The \(n\) following lines each contain a single integer, the \(i+1-th\) line containing the grade \(g_i\) of the \(i\)-th exercise.
输出描述
The output should contain a single line with a single integer: the maximal score of a routine composed of \(K\) different exercises.
示例1
输入
5 3
10
22
7
3
10
输出
42
说明
We select the exercises 1, 2 and 5 which gives a total score of \(10+22+10=42\).
备注
\(1≤k≤n≤100000\)
\(0\leq g_{i}\leq 10\,000\)
题目大意
给出\(n\)个数,求其中\(k\)个相加的最大值是多少?
cpp
//直接排序,去末尾k个数相加即为答案
#include<iostream>
#include<cstdio>
#include<cstring>
#include<algorithm>
using namespace std;
int a[1000005];
int main(){
int n,k;
cin>>n>>k;
for(int i=1;i<=n;i++)
{
cin>>a[i];
}
sort(a+1,a+1+n);
long long sum=0;
for(int i=n;i>=n-k+1;i--) sum+=a[i];
cout<<sum<<endl;
return 0;
}
B-Rounds
时间限制:C/C++ 1秒,其他语言2秒
空间限制:C/C++ 262144K,其他语言524288K
64bit IO Format: %lld
题目描述
The popular PefectSharp online group gathers fans of workouts and healthy lifestyle all over the world. Every group member has managed to gain a certain amount of credits for the trendy MV03 online sports platform, giving them access to various workout and relaxation resources.
The amount of credits owned may however largely differ from one person to the other. Since PefectSharp members value sharing and solidarity, they decide to redispatch credits by playing the following game:
The \(N\) group members are numbered from \(1\) to \(N\) and the game comprises \(k\) rounds, for some integer \(k\) such that \(1 \leq k \leq N\). During the \(i\)-th round of the game, all members except member \(i\) give \(S\) credits to member \(i\). The game may end after any round, and its outcome will be the minimum amount of credits held by a member of the group after that round.
Your task is to figure out the maximum possible game outcome, across all possible game endings.
输入描述
The first line of the input contains two integers \(N\) and \(S\).

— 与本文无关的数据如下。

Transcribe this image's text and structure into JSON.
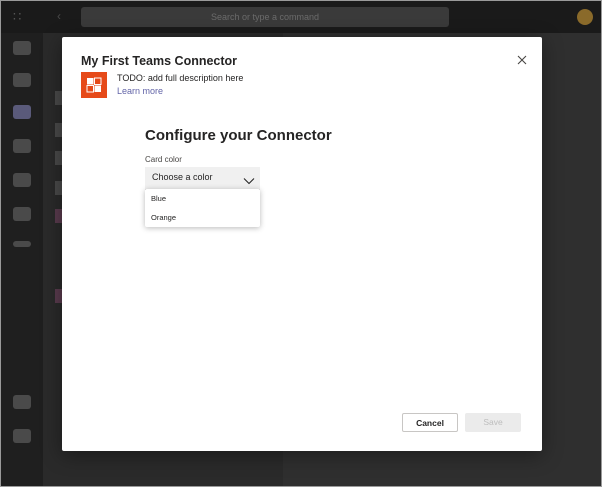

Each of the \(N\) following lines contains a single integer, the \((i + 1)\)-th line containing the amount of credits Ciinitially owned by member \(i\).
输出描述
The output should contain a single integer value \(C\) corresponding to the maximum possible game outcome.
示例1
输入
3 10
24
42
38
输出
28
说明
The game proceeds as follows:
After round \(1\) the amounts of credits held are \(44, 32, 28\) and the minimum is \(28\).
After round \(2\) the amounts of credits held are \(34, 52, 18\) and the minimum is \(18\).
After round \(3\) the amounts of credits held are \(24, 42, 38\) and the minimum is \(24\).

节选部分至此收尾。